Et vous dans tout cela, que faites-vous ? Vous laissez faire. Les négociations salariales à 0,1% ne parlent plus à personne, mais les plus gros syndicats persistent à croire qu’ils sont la solution alors qu’ils ont oublié ceux qu’ils défendaient, une fois leur emploi perdu. Ils n’ont négocié que l’aménagement de nouvelles restrictions dans les droits des chômeurs, jamais la sauvegarde des niveaux et conditions d’indemnisation. Comment s’étonner alors de la baisse du nombre d’adhérents des centrales vieilles de nombreuses décennies ?

Certains ont eu la naïveté de croire que de nouvelles têtes d’élus changeraient leur quotidien, mais vous vous êtes tous pliés aux dictats du Nouveau Monde, celui du XXIe siècle. Tandis que les uns suivent la ligne présidentielle comme un seul homme, d’autres tentent de faire entendre leur voix, mais sans succès, tant ils sont enfermés dans des règles d’un autre temps. Vous voulez croire encore à une démocratie, quand vous en êtes les destructeurs, à force de ne pas entendre ce peuple dont vous vous revendiquez.

Je ne parle pas des quelques élus tentant de vous faire entendre raison lors de vos votes aux assemblées, ou des quelques militants qui ne vont même plus à vos rassemblements, mais de vous, la majorité de ces « représentants du peuple » qui pensez briller de ce titre en vous regardant dans le miroir. Sortez de vos coquilles et admettez l’échec de votre entreprise. Reprenons depuis le début et imaginez.

Imaginez si vous aviez su convaincre de l’urgence de la situation des plus démunis. Si vous n’aviez pas voté les lois avantageant les plus riches en étranglant un peu plus les autres.

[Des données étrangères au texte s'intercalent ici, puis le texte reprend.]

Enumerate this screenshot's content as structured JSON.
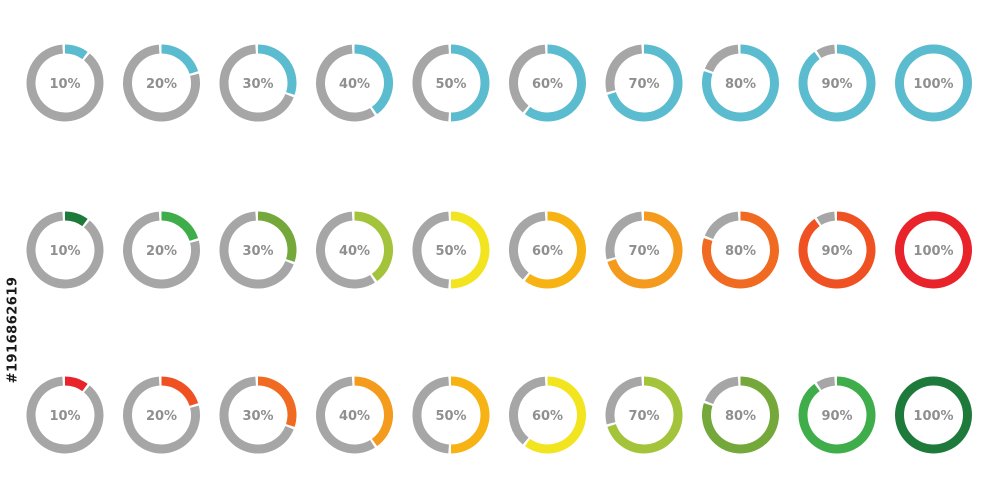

Si vous n’aviez pas voté les lois de restriction des libertés. Si vous aviez partagé le budget plutôt que de diviser les Français. Si vous n’aviez pas couvert les bavures des agents du président et les violences de la police, alors que les preuves vous accablent d’indulgence envers l’inacceptable. Mais avec des « si » on mettrait Notre-Dame sous cloche, ce que vous ne manquerez pas de faire le 10 mai prochain à l’Assemblée.

Les internautes rigolent bien quand vous vous prenez un gaz lacrymogène le 1er mai. Cela fait 25 semaines qu’ils inhalent ces gaz dont la composition est plus que dangereuse. C’est parce qu’ils n’iront pas voter pour vous que vous n’avez plus rien à perdre ? Relevez la tête et allez parler au président. Dites-lui que, même si les gens sont fatigués, ils sont déterminés. Si ça rate ce coup-ci, par son talent à faire traîner les choses avec des débats et des discours à rallonge, ce ne sera que partie remise. Votre cher peuple vous le rendra, comme d’habitude.

Dites-lui tout ça et aussi que je me tiens à sa disposition pour lui expliquer les mots qu’il ne comprend pas.